В Лувр они отправились втроем. Сначала хотели взять фиакр, а потом передумали и решили идти пешком. В Париже была зима, стоял морозный денек. Снег, выпавший три дня тому назад, поскрипывал под ногами. Парижане радовались снегу и морозу. То и дело можно было слышать, как они нахваливали мороз, называя его русским с легкой руки тех, кто в двенадцатом году испытал настоящий русский мороз вместе с Наполеоном. И может быть, как раз потому, что стоял прекрасный зимний денек, в Лувре было малолюдно. Да и те из посетителей, которые встречались в залах, были по преимуществу иностранцы.
Гейне радовался тому, что Женни и Карл в Лувре впервые: это давало ему возможность блистать своими познаниями в живописи. Говорил он порою сумбурно, тащил их от одной картины к другой, торопя. Картины мелькали перед глазами Женни и Карла так, словно они видели их из окна кареты. Карл какое-то время сопротивлялся натиску Гейне, но, когда Женни, выбрав удобный момент, шепнула ему: «В следующий раз мы придем сюда сами», успокоился и отдался во власть Гейне.
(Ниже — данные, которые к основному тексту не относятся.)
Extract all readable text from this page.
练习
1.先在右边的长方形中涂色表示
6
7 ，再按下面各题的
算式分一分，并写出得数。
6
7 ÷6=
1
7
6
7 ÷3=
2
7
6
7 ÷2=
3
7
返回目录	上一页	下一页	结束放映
Впрочем, был какой-то смысл в том, что Гейне торопил их: картин было много, рассмотреть каждую из них все равно не удалось бы, а кто поставил бы перед собой такую цель, должен был бы бродить по Лувру, может быть, месяц, а может быть, и два. Яркие краски, золото рам хоть и сливались в пестрый поток, все же это был праздничный поток радости.
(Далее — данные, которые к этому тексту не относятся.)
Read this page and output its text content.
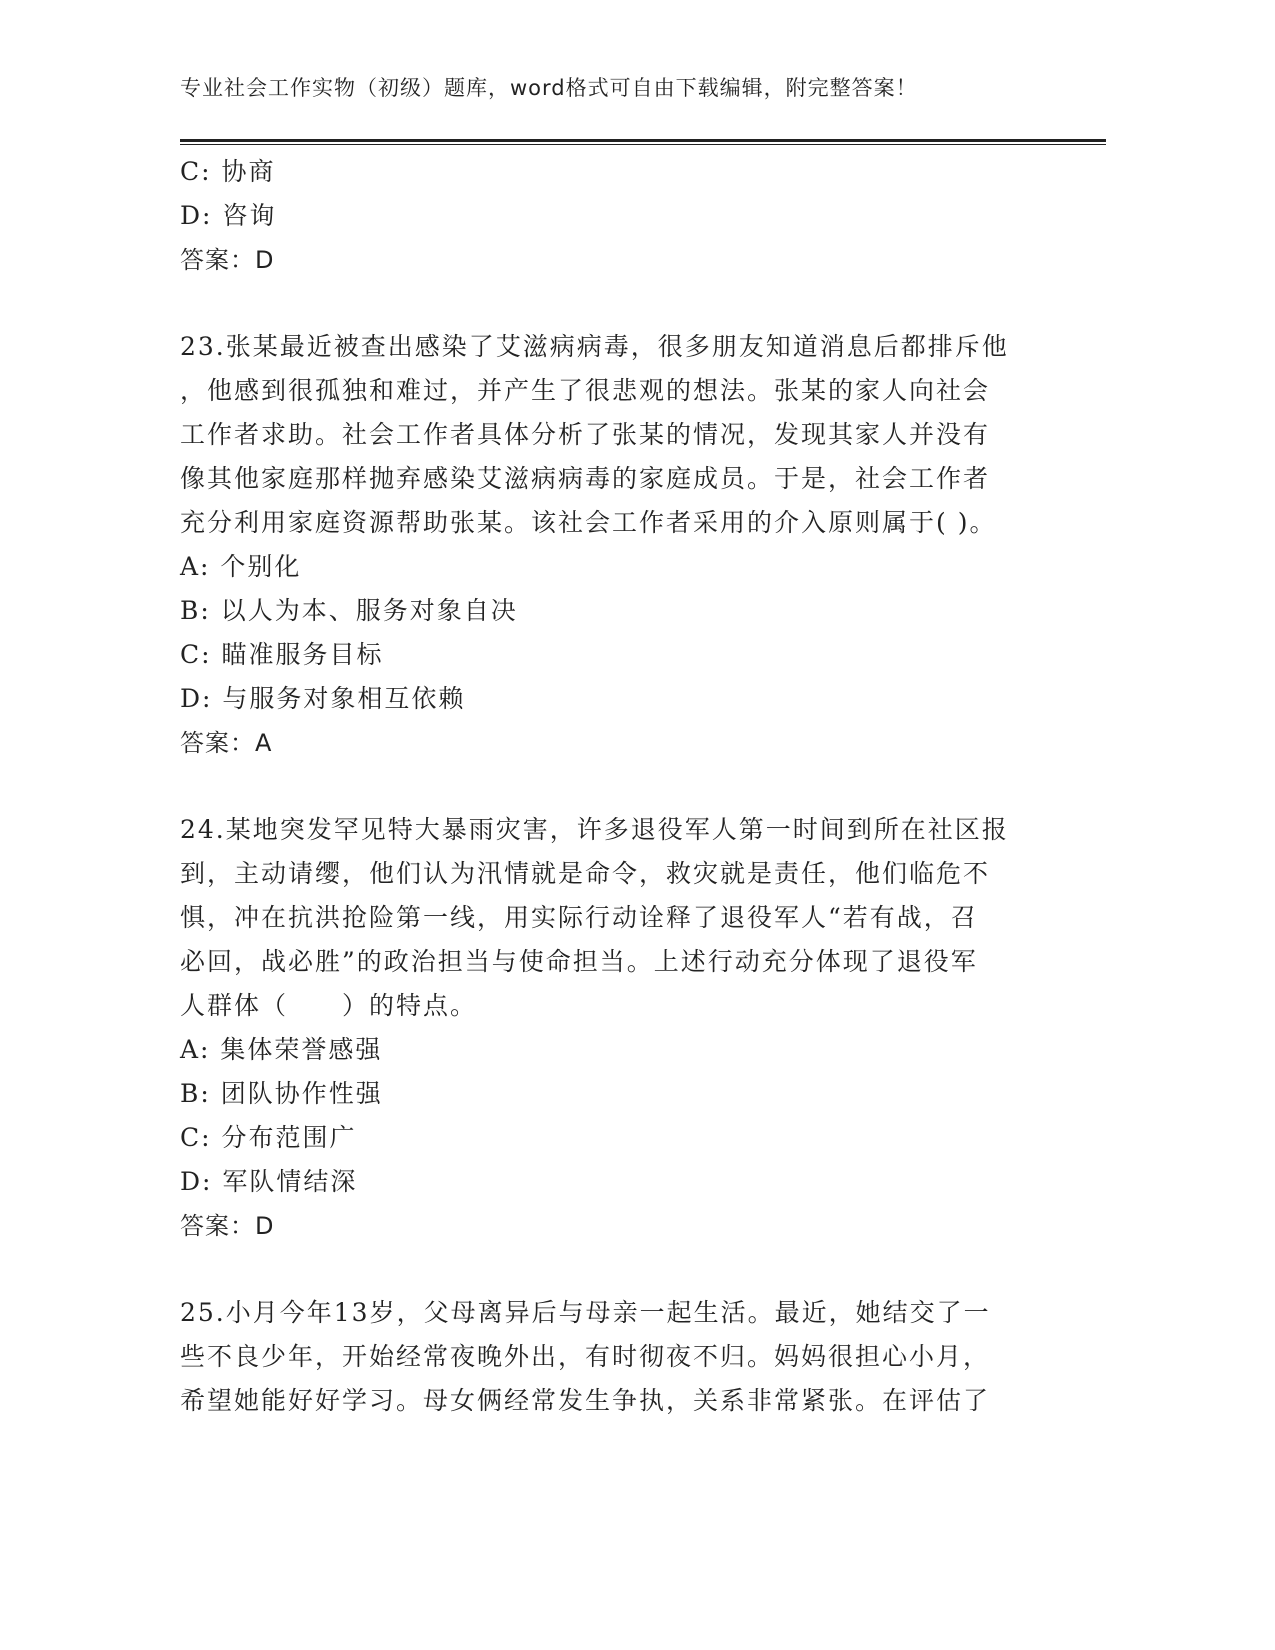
专业社会工作实物（初级）题库，word格式可自由下载编辑，附完整答案！
C: 协商
D: 咨询
答案：D
23.张某最近被查出感染了艾滋病病毒，很多朋友知道消息后都排斥他
，他感到很孤独和难过，并产生了很悲观的想法。张某的家人向社会
工作者求助。社会工作者具体分析了张某的情况，发现其家人并没有
像其他家庭那样抛弃感染艾滋病病毒的家庭成员。于是，社会工作者
充分利用家庭资源帮助张某。该社会工作者采用的介入原则属于( )。
A: 个别化
B: 以人为本、服务对象自决
C: 瞄准服务目标
D: 与服务对象相互依赖
答案：A
24.某地突发罕见特大暴雨灾害，许多退役军人第一时间到所在社区报
到，主动请缨，他们认为汛情就是命令，救灾就是责任，他们临危不
惧，冲在抗洪抢险第一线，用实际行动诠释了退役军人“若有战，召
必回，战必胜”的政治担当与使命担当。上述行动充分体现了退役军
人群体（　　）的特点。
A: 集体荣誉感强
B: 团队协作性强
C: 分布范围广
D: 军队情结深
答案：D
25.小月今年13岁，父母离异后与母亲一起生活。最近，她结交了一
些不良少年，开始经常夜晚外出，有时彻夜不归。妈妈很担心小月，
希望她能好好学习。母女俩经常发生争执，关系非常紧张。在评估了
Перед Карлом и Женни проплывали грациозные пасторали Ватто и Буше – пастухи и пастушки, увитые лентами посохи, суровые герои Давида, хмурые воины времен Империи, кавалерия и пехота Ореса Верне[6], лица богов и святых, женские, женские, женские лица, лица маркизов, банкиров и буржуа.
– А вот здесь мы задержимся на минуту, – сказал Гейне, когда они подошли к картине, возле которой стояло еще несколько посетителей.
Не дожидаясь, когда другие уйдут, Гейне объяснил Карлу и Женни по-французски причину, по которой он заставил их задержаться у этой картины, изображавшей бичевание Христа.